Langit sang ketua, Gara wakil ketua, Varin sekretaris I, Chelsea sekretaris II, Clare bendahara I, Jeno bendahara II, Ratna, dan seksi-seksi lainnya kerap kali menghabiskan waktu di ruangan ini dibanding menongkrong di kantin atau taman. Lebih nyaman dan privasi.
"Lo yakin bakal aktifin ekskul itu lagi, Lang? Dulu juga gak ada yang minat. Cuma ngabisin anggaran doang," celetuk Jeno di tengah keheningan.
Langit menenggak air putih. Lalu, menatap Jeno sekilas.
"Thanks," ucapnya pada Varin.
Langit melihat ke arah Jeno lagi. "Kenapa harus gak yakin? Sekarang ini banyak orang Indonesia yang kuliah atau kerja di Jepang. Di Lunar kita bisa liat Monki sama gengnya yang wibu itu. Anak-anak kelas sepuluh juga banyak yang suka Jejepangan. Lo pasti tau Risa, kelas sepuluh yang jadi cosplayer anime dan aktif ikut event. Dia punya minat yang tinggi sama Jepang bukan cuma cosplay, tapi juga bahasa."
"Tau dari mana Risa minat belajar bahasa Jepang? Cosplaying anime bukan berarti suka belajar bahasa Jepangnya juga." Jeno kembali menyahuti.
Seketika Langit tertawa kecil. Membuat orang-orang di sekitarnya keheranan. Meski Langit memang sering bersikap di luar perkiraan, tetap saja mereka belum terbiasa.
"Risa itu sepupu gue. Sebelum Monki bilang pengen aktifin ekskul bahasa Jepang, Risa lebih dulu bilang gitu." Jawaban Langit membungkam Jeno.
Terlihat anak-anak lain tidak berniat nimbrung. Pengecualian bagi Gara yang sekarang mulai mengelap bibirnya dengan tisu sehabis menyelesaikan sandwich-nya. Dia menatap sekeliling.
"Anggarannya gak akan terlalu besar, kecuali kalau buku-buku pelajarannya ditanggung sekolah. Anggaran itu paling cuma buat guru pembimbing yang tentu kita datangkan dari luar karena gak ada guru Lunar yang bisa bahasa Jepang."

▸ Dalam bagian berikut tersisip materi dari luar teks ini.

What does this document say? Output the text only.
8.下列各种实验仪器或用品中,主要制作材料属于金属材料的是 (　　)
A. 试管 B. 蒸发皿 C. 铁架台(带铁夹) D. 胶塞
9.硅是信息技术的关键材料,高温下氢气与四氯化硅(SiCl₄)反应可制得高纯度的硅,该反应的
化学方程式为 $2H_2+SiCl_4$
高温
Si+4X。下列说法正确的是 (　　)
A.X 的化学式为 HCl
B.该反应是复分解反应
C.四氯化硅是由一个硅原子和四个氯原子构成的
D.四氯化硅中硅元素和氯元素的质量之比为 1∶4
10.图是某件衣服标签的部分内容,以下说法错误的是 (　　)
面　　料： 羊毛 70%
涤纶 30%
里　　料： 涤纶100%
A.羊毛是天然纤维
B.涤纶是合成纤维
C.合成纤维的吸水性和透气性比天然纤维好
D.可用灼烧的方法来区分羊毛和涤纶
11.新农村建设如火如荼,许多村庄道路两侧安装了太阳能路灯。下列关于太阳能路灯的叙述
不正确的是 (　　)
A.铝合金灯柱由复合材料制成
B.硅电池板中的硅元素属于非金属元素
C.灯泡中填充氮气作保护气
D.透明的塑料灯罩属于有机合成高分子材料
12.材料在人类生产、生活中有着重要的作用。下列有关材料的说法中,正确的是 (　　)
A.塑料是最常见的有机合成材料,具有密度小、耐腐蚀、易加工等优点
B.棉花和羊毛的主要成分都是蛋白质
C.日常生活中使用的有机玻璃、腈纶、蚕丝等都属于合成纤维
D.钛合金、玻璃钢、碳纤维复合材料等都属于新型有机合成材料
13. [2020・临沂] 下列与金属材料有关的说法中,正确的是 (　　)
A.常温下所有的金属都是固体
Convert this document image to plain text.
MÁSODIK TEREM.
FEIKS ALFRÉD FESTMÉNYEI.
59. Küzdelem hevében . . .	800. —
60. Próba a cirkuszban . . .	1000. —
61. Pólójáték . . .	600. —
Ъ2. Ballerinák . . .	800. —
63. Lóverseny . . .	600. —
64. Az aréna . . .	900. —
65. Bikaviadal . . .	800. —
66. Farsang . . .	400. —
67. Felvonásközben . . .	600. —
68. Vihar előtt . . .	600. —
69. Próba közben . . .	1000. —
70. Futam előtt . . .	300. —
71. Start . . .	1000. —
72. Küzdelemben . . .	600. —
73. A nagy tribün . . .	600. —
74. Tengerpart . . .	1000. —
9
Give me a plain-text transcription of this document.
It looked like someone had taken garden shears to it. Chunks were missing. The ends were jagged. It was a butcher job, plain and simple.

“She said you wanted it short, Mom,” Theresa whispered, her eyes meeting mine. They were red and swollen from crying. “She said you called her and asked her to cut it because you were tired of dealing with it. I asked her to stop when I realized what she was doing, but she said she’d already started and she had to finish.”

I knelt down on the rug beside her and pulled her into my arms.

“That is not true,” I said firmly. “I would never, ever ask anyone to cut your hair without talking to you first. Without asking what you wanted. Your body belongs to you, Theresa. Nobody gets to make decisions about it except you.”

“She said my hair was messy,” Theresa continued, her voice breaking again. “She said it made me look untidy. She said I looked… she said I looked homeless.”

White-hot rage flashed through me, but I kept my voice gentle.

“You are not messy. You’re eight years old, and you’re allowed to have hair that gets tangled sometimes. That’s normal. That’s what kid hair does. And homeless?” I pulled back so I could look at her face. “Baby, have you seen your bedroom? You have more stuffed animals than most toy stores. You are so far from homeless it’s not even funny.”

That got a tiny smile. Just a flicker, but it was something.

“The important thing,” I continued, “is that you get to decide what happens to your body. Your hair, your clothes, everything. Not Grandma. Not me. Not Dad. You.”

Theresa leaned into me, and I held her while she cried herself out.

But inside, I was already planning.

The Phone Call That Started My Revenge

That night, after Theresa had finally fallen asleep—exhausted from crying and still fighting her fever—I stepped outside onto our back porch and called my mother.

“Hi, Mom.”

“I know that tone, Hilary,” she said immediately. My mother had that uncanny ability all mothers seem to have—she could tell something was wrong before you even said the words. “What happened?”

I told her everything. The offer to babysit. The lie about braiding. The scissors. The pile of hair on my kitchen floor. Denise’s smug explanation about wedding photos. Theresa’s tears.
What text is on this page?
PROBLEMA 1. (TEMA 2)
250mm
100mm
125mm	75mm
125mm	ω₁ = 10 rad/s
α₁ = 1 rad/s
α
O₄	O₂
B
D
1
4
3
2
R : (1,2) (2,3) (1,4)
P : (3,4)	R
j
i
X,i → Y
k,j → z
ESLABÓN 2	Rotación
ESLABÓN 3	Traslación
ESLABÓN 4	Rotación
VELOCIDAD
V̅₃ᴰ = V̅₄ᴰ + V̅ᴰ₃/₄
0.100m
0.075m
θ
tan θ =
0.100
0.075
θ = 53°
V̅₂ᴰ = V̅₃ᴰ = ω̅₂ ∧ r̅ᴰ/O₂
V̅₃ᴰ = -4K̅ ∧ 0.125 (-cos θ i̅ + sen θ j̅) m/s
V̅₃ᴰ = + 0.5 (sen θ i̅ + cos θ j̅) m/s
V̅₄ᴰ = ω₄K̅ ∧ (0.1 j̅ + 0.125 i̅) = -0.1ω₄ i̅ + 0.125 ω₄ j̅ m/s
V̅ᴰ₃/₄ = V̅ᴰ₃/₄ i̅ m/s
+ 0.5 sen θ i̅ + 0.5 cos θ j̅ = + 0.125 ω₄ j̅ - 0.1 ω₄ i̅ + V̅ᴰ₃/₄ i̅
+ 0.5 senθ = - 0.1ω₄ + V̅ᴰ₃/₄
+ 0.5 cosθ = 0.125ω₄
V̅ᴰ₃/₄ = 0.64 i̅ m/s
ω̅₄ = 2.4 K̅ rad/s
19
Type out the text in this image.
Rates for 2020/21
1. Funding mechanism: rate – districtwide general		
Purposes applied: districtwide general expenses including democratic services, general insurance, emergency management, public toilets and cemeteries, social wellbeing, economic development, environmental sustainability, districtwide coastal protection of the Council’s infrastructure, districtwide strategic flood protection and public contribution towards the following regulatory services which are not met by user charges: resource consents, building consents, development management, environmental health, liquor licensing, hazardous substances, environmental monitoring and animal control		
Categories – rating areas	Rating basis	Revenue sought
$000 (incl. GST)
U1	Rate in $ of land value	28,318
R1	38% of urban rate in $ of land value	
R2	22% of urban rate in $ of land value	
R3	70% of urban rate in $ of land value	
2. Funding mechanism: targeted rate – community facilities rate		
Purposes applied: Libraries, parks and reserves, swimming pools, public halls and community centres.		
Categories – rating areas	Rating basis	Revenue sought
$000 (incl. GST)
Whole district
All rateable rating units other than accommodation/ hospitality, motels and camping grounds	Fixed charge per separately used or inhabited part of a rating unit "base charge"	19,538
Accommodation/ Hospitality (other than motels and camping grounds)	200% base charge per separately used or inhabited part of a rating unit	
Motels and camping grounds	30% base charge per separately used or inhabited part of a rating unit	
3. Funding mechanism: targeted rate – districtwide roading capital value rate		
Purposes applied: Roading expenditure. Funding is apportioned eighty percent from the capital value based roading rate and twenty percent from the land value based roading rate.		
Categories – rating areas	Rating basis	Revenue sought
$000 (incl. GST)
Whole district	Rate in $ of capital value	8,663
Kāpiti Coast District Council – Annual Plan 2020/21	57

"Satu lagi, Gar, renovasi ruangan ekskulnya juga. Soalnya, udah lapuk," serobot Lionel.
"Gak di kelas aja? Pulang sekolah kelas kosong. Mereka bebas pilih mau kelas mana." Chelsea ikut memaparkan pendapat.
"Kasian njir nomaden."
Sementara yang lain berdiskusi, Langit masih terdiam mempertimbangkan satu per satu pendapat yang dikemukakan teman-temannya. Buku catatan bersampul biru ia keluarkan dari laci meja. Ia mulai mencatat beberapa hal.
Varin mendekat ingin tahu yang sedang ditulis Langit. Garis-garis, kalimat acak, dan beberapa angka. Ah, Varin tak mau ambil pusing. Jadi, dia kembali fokus pada argumen teman-temannya.
"Gar, ntar gue mau ke ruangan Bu Fazira. Gue minta tolong lo sama yang lain periksa laporan Ratna. Soalnya, besok sampe beberapa hari ke depan Bu Fazira ke luar negeri."
Gara mengangguk seraya mengacungkan jempol tangannya. Sementara Langit bangkit dari duduknya. Ia sedikit merapikan rambut. Lantas mengambil buku catatan.
Melihat itu, Varin mendongak seraya mengulurkan botol air mineral baru yang sedari tadi ia simpan di dalam tas kepada Langit.
"Buat lo."
"Biasanya pelit," celetuk Langit.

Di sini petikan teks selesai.